One case study that has gotten large-scale attention is the gradual, yet drastic retreat of glaciers on Mount Kilimanjaro. The thinning and lateral retreat of these ice-caps has caused the 85% loss since 1912. Some studies have assigned this to be a cause of climate change. The rate of glacial decline has been increasing since 1970 (start of industrial revolution and pronounced human impact on the climate system) and can be explained by increased dryness, reduced moisture convergence over East Africa and thus lack of snowfall on the mountain to replenish the seasonal melting (e.g. Ward, 2012). In fact, most of the ice is shown to sublimate to the atmosphere directly. These climatic drivers of glacial retreat are expected to increase further with expected climate change scenarios in the future.
However, the very start of the retreat predates the start of anthropogenic impact on the climate by several decades. Opinions of scientists have thus been divided on the exact cause of Mount Kilimanjaro glacial retreat. This discussion is only ongoing as neither side can be proved completely wrong due to the lack of high altitude data in East Africa. It is making it hard to find a baseline against which to analyse changes of temperature and dryness and relate those to historical trends with forcing factors.

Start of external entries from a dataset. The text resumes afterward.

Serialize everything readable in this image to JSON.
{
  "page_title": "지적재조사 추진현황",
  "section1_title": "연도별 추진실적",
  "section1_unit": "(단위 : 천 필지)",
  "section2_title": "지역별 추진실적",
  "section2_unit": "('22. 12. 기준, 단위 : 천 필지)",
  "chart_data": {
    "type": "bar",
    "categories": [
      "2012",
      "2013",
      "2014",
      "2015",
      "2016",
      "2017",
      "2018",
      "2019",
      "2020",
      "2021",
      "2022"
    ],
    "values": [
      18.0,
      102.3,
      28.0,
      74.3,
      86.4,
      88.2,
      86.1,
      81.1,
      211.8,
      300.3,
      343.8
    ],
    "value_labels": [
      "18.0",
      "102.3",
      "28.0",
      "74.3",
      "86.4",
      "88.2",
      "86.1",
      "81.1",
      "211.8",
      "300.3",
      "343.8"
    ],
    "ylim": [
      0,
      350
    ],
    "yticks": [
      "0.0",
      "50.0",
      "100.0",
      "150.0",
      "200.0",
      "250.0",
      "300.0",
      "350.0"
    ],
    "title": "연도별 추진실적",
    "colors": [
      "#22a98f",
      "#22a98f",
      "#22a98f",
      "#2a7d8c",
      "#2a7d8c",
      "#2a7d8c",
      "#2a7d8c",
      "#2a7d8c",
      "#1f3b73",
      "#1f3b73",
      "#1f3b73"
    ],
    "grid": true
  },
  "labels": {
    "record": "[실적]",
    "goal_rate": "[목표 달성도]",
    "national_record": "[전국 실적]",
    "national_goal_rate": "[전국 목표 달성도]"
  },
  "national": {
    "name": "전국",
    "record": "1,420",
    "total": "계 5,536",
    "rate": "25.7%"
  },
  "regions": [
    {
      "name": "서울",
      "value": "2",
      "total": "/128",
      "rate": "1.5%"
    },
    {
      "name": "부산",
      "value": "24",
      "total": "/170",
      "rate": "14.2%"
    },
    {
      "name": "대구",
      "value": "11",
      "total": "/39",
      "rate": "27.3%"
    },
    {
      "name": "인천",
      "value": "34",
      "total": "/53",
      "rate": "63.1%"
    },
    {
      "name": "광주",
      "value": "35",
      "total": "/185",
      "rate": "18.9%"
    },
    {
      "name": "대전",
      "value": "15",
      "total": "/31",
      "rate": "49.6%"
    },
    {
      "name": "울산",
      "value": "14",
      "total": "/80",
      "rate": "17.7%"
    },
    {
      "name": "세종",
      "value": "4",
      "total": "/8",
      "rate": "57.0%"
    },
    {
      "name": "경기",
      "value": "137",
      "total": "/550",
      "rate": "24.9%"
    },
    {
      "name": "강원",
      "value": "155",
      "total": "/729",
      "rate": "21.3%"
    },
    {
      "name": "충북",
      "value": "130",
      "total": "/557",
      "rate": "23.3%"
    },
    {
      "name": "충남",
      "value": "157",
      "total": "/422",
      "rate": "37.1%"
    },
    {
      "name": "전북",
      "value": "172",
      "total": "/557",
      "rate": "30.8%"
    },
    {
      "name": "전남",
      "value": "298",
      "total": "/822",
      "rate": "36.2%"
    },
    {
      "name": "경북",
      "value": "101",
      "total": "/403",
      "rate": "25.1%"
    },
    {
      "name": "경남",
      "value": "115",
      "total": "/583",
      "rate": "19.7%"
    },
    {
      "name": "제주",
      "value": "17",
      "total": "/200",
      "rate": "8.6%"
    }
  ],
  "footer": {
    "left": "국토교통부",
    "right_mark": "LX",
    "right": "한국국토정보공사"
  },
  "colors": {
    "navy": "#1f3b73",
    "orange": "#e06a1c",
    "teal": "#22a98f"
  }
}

The recent examination of ice cores from the glacier itself shines a new light on the issue. A 30mm thick layer of dust (indicating prolonged dry period in regional climate) ≈4,200 years ago has not been accompanied by any decline in the glacial thickness, as would have been expected if dryness and decreased precipitation really would be the dominant forcing for Kilimanjaro glacial retreat. The core further shows that the recent melting pattern is unique within the whole 49m core, supporting that recent earth-system changes (by human impact!) must be pushing the ice-cap shrinking.
The pattern seen in this case study is not a singular occurrence across Africa: the melting of Mount Kenya, as well as in the Rwezori mountains, illustrate the common pattern of “glacier mass loss, shrinkage, and retreat at high elevations (>5,000 m above sea level) in lower latitudes (30° N to 30° S), particularly in the thermally homogeneous tropics”(Thompson et al, 2009). Coming back to the discussion on the main drivers of this change, this uniform pattern suggests a common underling driver upon which the local influences (e.g. land use change) may be superimposed to accelerate it.